At the conclusion of the trial, the Senate voted 57–43 to convict Donald Trump of inciting insurrection in the January 6, 2021 attack on the U.S. Capitol. Trump was acquitted because the U.S. Constitution requires that two-thirds of the Senate must vote for conviction. Seven Republican senators voted to convict Donald Trump, the largest bipartisan vote for an impeachment conviction of a U.S. president.

Following the trial, van der Veen participated in a televised interview with CBS News anchor Lana Zak, during which the two disagreed over the characterization of evidence presented at trial. The interview ended abruptly when van der Veen removed his microphone and exited the set. van der Veen also appeared on Hannity, hosted by Sean Hannity, where he discussed the defense’s legal strategy and criticized the impeachment proceedings.
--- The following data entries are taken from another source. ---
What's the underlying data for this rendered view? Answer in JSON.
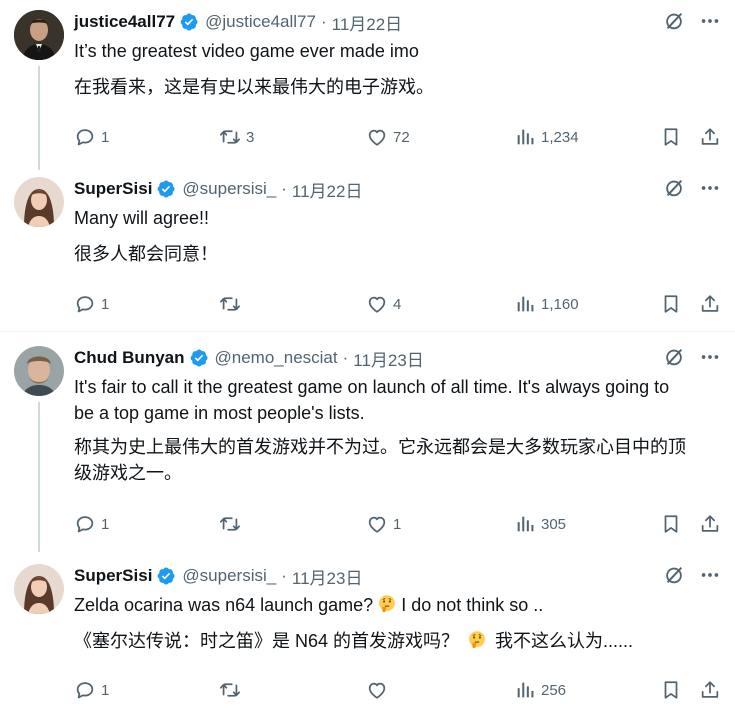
{
  "tweets": [
    {
      "name": "justice4all77",
      "handle": "@justice4all77",
      "date": "11月22日",
      "text": "It’s the greatest video game ever made imo",
      "translation": "在我看来，这是有史以来最伟大的电子游戏。",
      "replies": "1",
      "retweets": "3",
      "likes": "72",
      "views": "1,234"
    },
    {
      "name": "SuperSisi",
      "handle": "@supersisi_",
      "date": "11月22日",
      "text": "Many will agree!!",
      "translation": "很多人都会同意！",
      "replies": "1",
      "retweets": "",
      "likes": "4",
      "views": "1,160"
    },
    {
      "name": "Chud Bunyan",
      "handle": "@nemo_nesciat",
      "date": "11月23日",
      "text_line1": "It's fair to call it the greatest game on launch of all time. It's always going to",
      "text_line2": "be a top game in most people's lists.",
      "translation_line1": "称其为史上最伟大的首发游戏并不为过。它永远都会是大多数玩家心目中的顶",
      "translation_line2": "级游戏之一。",
      "replies": "1",
      "retweets": "",
      "likes": "1",
      "views": "305"
    },
    {
      "name": "SuperSisi",
      "handle": "@supersisi_",
      "date": "11月23日",
      "text_before": "Zelda ocarina  was n64 launch game?",
      "text_after": "I do not think so ..",
      "translation_before": "《塞尔达传说：时之笛》是 N64 的首发游戏吗？",
      "translation_after": "我不这么认为......",
      "replies": "1",
      "retweets": "",
      "likes": "",
      "views": "256"
    }
  ],
  "dot": "·",
  "icons": {
    "verified": "verified-badge-icon",
    "grok": "grok-icon",
    "more": "more-icon",
    "reply": "reply-icon",
    "retweet": "retweet-icon",
    "like": "heart-icon",
    "views": "views-icon",
    "bookmark": "bookmark-icon",
    "share": "share-icon",
    "thinking": "thinking-face-emoji"
  },
  "colors": {
    "verified": "#1d9bf0",
    "text": "#0f1419",
    "secondary": "#536471",
    "divider": "#eff3f4",
    "thread_line": "#cfd9de"
  }
}
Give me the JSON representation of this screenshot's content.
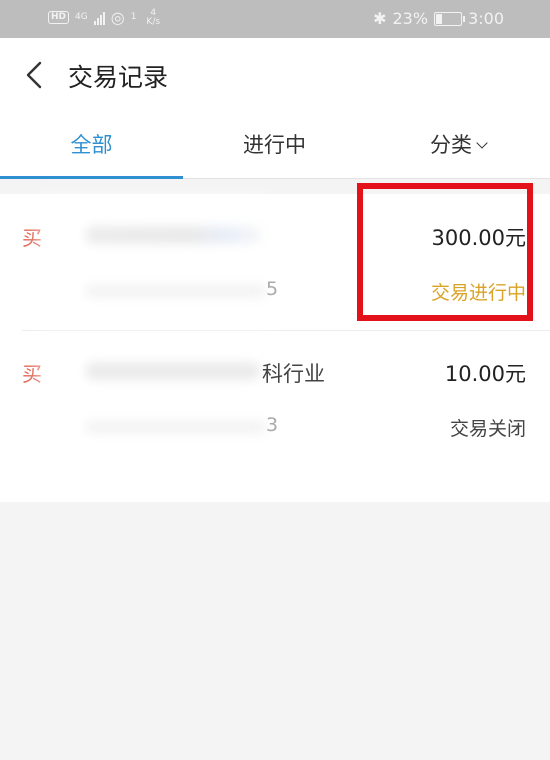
{
  "status_bar": {
    "hd": "HD",
    "net": "4G",
    "wifi_level": "1",
    "speed_value": "4",
    "speed_unit": "K/s",
    "battery": "23%",
    "battery_level": 0.23,
    "time": "3:00"
  },
  "header": {
    "title": "交易记录"
  },
  "tabs": [
    {
      "label": "全部",
      "active": true
    },
    {
      "label": "进行中",
      "active": false
    },
    {
      "label": "分类",
      "active": false
    }
  ],
  "transactions": [
    {
      "type": "买",
      "title_tail": "",
      "sub_tail": "5",
      "amount": "300.00元",
      "status": "交易进行中",
      "status_color": "#d9a327"
    },
    {
      "type": "买",
      "title_tail": "科行业",
      "sub_tail": "3",
      "amount": "10.00元",
      "status": "交易关闭",
      "status_color": "#444444"
    }
  ],
  "colors": {
    "accent": "#2f8fd1",
    "highlight": "#e2111a",
    "in_progress": "#d9a327"
  }
}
During the interview, he argued that the case against Donald Trump lacked sufficient evidentiary support and characterized the trial as politically motivated.

van der Veen was played by Pete Davidson in the cold open of Saturday Night Live on February 13, 2021. After the trial, his residence and law office were the subject of protests and vandalism, which were reported by local and national media.

== Personal life ==
van der Veen lives in Chester County, in the Greater Philadelphia area. He is married to Marion van der Veen (née Murphy), and together they have two children.

van der Veen spends summers in Boothbay Harbor, Maine, where his family owns and operates a marina and waterfront restaurant.